Decontamination unit ready for use
Humility of Mary Health Partners conducted orientation sessions about a decontamination unit for senior leadership in St. Elizabeth Health Centers in Youngstown and Boardman and at St. Joseph Health Center in Warren on Monday. Here St. Elizabeth registered nurses, Brenda Luchs, left, and Amanda Lencyk, demonstrate how nonambulatory patients are moved through a decontamination tent.
YOUNGSTOWN
When an event requiring decontamination of people exposed to hazardous materials occurs, a local decontamination unit is ready to go.
It was formed a decade ago after an anthrax scare as a joint venture of St. Elizabeth Health Center and the Mahoning County Emergency Management Agency.
The unit is also used for training medical personnel, which was the purpose of its visits Monday outside the emergency departments of St. Elizabeth Health Center on Belmont Avenue and in Boardman and at St. Joseph Health Center in Warren; the visits were to provide orientation sessions for senior leadership at the hospitals.
The senior leaders are in command centers during emergencies and may not be familiar with the decontamination units in the field. Emergency department personnel receive annual training, said John Hughes, manager of St. Elizabeth Health Center’s critical-care outreach program.
The decontamination unit has been used in only one real situation, but it responds to every call-out of the Mahoning County Emergency Management HAZMAT (hazardous materials) Response Team in case it is needed, Hughes said.
He said the unit was used several years ago to decontaminate about 30 Youngstown firefighters who were exposed to petroleum products while fighting a fire on Wilson Avenue.
The decontamination unit consists of a trailer with equipment including two inflatable decontamination tents, one for ambulatory patients and one for patients on stretchers, and medical personnel protective gear with breathing apparatus. A retired St. Elizabeth ambulance was converted to tow the trailer and carry additional equipment.
Patients who go through the ambulatory and non-ambulatory decontamination tents are cleaned with simple dish-washing soap and warm-water showers. Hughes said the warm water is a nice feature that makes the process a lot more comfortable.

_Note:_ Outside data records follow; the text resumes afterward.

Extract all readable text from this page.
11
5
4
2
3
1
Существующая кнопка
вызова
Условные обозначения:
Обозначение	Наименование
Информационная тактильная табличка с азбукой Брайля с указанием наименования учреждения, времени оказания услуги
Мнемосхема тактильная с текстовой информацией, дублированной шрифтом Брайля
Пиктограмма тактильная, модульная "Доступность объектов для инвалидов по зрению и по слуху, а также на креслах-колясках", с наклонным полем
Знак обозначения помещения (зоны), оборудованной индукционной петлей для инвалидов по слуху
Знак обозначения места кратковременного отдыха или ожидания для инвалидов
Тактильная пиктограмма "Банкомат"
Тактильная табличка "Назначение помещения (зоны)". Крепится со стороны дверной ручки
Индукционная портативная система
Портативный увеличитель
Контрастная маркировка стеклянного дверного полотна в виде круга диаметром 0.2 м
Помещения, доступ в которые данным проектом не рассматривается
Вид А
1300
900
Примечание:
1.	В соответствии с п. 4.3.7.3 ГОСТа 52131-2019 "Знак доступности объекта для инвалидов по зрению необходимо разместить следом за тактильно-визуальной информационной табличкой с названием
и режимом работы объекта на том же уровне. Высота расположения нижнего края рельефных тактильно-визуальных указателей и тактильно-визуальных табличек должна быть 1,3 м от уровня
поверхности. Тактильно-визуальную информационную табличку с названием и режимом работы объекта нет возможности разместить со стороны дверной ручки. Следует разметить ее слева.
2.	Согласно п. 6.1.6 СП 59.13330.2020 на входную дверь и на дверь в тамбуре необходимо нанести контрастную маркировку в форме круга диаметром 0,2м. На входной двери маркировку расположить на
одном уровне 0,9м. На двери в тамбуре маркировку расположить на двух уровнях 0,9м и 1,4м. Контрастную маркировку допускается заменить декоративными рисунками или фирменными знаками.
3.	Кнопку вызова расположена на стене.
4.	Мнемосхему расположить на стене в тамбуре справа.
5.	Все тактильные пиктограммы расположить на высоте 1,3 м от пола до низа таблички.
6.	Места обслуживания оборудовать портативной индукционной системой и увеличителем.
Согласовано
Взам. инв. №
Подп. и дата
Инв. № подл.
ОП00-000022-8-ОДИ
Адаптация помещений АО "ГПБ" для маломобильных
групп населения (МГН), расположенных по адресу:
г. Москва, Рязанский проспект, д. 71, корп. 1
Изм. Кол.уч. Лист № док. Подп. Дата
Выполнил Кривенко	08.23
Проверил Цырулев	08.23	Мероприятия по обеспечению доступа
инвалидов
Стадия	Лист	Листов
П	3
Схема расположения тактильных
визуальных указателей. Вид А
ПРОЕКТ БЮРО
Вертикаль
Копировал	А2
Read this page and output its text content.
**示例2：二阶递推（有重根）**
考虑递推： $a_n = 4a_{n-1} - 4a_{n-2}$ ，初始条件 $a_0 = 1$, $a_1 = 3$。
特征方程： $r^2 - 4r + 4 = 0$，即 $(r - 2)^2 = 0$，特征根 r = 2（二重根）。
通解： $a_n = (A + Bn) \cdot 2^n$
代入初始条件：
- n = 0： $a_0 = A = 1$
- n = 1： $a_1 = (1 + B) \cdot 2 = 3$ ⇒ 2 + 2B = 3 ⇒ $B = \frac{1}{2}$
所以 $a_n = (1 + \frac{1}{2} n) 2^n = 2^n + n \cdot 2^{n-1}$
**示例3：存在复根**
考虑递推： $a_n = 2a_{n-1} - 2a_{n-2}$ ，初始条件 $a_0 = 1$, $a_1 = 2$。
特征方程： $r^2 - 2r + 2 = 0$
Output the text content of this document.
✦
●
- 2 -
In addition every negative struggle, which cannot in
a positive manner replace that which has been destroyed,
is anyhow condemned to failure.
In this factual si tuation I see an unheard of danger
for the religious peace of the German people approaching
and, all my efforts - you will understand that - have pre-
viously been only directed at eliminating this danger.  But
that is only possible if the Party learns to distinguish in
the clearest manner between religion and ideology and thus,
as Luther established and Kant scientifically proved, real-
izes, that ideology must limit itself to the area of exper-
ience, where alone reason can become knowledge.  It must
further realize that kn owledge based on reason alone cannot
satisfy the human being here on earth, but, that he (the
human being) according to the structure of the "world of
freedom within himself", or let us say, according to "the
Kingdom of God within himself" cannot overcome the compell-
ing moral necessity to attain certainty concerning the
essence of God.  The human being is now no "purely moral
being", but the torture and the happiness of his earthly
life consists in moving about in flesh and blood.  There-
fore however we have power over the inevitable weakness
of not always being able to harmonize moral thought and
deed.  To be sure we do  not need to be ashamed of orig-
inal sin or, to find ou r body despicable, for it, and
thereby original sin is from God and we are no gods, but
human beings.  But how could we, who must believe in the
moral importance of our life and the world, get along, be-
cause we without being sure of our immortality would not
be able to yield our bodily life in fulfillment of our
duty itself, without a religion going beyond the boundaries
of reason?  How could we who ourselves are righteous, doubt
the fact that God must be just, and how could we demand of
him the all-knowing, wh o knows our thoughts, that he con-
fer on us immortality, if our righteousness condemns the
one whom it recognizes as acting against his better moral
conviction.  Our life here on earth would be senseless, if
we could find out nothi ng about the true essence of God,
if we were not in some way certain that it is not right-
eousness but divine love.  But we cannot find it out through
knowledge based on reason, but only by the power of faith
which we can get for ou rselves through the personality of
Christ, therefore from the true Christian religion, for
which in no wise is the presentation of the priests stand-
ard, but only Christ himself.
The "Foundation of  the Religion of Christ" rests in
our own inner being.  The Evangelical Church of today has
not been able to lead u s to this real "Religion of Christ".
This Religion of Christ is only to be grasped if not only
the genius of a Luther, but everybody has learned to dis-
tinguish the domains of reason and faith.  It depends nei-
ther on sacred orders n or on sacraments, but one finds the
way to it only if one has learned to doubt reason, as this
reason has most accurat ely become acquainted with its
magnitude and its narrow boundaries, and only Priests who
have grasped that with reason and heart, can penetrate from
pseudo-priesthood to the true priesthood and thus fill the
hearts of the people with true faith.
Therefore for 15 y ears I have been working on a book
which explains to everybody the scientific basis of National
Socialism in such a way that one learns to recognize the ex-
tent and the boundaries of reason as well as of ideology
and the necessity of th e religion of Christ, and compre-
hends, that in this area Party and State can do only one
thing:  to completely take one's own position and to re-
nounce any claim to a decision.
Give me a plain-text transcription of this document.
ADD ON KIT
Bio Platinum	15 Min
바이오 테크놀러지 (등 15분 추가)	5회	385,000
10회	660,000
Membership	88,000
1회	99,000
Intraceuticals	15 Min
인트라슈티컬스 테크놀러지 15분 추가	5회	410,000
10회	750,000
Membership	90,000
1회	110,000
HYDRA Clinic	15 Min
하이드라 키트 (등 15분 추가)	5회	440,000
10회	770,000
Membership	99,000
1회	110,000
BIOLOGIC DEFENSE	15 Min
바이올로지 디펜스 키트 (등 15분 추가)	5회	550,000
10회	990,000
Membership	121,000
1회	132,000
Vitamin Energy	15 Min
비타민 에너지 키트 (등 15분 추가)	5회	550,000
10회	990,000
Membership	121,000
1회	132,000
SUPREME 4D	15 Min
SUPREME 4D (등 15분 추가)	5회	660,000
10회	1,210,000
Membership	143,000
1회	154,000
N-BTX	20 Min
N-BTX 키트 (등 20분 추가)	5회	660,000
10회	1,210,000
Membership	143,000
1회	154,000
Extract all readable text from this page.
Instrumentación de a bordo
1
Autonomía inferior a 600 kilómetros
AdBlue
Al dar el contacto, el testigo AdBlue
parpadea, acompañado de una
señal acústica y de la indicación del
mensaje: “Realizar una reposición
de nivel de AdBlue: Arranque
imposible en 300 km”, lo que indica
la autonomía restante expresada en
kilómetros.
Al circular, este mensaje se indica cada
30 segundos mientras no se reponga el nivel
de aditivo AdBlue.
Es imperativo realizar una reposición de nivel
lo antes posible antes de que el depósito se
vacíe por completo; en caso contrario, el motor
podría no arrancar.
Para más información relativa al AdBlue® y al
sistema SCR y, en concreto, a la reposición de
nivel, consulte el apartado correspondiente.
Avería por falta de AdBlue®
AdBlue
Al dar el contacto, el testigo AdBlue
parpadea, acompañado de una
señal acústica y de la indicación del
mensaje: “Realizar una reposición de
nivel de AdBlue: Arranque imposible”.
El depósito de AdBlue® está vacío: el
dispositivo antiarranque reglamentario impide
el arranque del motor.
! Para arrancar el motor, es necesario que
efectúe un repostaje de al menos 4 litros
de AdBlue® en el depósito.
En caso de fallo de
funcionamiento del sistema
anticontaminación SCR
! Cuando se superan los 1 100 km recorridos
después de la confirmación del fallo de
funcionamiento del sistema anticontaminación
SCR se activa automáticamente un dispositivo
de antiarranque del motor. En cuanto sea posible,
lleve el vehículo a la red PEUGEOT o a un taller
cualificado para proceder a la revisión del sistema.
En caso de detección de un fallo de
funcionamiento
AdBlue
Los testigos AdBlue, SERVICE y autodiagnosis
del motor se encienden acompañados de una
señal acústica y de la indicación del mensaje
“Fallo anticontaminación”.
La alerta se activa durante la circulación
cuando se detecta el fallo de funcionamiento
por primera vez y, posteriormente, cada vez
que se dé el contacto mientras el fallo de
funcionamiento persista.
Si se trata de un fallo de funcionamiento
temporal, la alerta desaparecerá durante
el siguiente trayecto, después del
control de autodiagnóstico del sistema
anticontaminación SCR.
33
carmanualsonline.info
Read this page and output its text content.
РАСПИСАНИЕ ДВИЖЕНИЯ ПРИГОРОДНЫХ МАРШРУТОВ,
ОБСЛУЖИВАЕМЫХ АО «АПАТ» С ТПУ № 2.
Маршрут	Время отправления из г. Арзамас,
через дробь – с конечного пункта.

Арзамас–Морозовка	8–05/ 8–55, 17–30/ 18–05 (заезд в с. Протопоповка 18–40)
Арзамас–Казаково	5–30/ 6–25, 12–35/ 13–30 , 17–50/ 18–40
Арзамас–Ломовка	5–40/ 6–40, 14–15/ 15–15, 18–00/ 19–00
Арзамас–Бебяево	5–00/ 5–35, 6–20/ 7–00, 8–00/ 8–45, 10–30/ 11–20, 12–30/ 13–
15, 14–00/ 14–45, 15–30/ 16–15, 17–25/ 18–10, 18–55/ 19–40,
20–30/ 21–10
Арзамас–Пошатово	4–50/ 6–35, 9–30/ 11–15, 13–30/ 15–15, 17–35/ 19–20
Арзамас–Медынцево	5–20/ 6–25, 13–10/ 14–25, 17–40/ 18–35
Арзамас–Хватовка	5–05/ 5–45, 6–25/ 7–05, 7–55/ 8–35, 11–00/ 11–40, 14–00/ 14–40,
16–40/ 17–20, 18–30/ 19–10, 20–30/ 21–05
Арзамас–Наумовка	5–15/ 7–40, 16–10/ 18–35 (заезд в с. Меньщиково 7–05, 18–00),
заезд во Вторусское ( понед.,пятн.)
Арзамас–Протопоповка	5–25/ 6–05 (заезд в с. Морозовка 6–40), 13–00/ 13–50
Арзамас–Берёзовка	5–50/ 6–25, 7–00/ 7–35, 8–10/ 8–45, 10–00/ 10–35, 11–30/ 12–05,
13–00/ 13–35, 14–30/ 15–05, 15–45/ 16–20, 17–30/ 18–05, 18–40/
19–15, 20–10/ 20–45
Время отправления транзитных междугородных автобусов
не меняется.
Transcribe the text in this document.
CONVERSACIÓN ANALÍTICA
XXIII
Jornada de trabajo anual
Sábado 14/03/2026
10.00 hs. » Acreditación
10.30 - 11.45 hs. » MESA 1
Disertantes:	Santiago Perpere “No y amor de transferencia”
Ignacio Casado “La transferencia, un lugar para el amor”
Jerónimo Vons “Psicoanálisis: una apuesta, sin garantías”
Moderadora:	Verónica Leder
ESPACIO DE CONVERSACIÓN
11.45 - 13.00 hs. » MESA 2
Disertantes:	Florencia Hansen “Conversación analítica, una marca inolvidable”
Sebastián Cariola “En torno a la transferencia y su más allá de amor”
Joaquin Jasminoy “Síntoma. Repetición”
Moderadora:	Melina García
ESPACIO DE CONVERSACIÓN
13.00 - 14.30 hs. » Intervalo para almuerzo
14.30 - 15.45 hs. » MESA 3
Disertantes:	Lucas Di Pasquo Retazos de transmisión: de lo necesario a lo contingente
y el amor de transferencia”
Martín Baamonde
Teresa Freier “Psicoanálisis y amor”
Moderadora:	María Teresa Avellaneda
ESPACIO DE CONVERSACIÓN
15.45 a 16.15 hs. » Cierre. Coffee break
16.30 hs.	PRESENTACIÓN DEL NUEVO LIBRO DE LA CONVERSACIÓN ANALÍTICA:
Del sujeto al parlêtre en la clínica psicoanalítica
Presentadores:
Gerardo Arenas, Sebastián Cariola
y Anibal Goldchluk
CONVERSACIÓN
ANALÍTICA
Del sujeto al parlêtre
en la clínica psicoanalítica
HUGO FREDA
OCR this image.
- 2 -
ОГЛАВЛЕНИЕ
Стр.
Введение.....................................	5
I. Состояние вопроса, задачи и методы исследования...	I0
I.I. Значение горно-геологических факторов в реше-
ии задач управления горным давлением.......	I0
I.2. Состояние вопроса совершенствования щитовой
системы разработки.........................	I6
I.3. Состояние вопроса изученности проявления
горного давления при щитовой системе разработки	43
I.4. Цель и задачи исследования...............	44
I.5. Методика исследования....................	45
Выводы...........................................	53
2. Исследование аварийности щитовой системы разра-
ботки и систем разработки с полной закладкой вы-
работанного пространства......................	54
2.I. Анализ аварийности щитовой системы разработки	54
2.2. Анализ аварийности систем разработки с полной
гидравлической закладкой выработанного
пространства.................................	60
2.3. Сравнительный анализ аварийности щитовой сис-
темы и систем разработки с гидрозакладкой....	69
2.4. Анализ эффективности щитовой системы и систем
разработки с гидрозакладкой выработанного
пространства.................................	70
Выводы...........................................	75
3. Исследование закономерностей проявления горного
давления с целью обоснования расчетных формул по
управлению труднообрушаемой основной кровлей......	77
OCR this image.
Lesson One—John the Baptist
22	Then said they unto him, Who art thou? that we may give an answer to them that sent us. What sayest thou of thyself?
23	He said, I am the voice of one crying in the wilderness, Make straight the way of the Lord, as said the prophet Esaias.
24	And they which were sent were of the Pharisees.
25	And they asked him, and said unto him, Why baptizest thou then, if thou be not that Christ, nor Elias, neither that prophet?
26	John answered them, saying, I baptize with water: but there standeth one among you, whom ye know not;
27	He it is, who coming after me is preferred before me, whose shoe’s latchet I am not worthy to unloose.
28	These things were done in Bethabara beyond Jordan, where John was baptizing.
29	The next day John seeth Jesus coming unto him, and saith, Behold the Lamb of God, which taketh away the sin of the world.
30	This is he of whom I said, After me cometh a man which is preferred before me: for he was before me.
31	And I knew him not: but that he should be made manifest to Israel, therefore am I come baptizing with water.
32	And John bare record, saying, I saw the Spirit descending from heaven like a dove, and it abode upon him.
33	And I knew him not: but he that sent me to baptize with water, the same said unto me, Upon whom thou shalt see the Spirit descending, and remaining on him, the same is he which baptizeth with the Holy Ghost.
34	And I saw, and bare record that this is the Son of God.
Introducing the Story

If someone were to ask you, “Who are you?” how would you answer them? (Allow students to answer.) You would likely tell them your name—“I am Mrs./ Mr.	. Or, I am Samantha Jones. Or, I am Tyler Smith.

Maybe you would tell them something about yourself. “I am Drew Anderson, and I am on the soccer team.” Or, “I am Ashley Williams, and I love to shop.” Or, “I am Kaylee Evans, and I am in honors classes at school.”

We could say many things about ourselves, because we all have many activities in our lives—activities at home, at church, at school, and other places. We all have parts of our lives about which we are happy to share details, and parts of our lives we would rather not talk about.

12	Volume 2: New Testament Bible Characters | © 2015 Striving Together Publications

Hughes, who conducted the orientation session, said the decontamination trailer and its original equipment was purchased with a $76,000 Federal Emergency Management Agency grant shortly after the 2001 anthrax scare.
At that time, letters laced with the substance killed five people and disrupted post offices.
The scare of anthrax at the post office was what prompted getting the decontamination unit, said Hughes, retired Poland assistant fire chief and a former paramedic with Gold Cross Ambulance Services.
He said events that might trigger use of the decontamination unit include crashes with spills and industrial accidents.
Common items such as fertilizer and chlorine, which can cause burns and respiratory problems, could require someone to go through the decontamination unit, he said.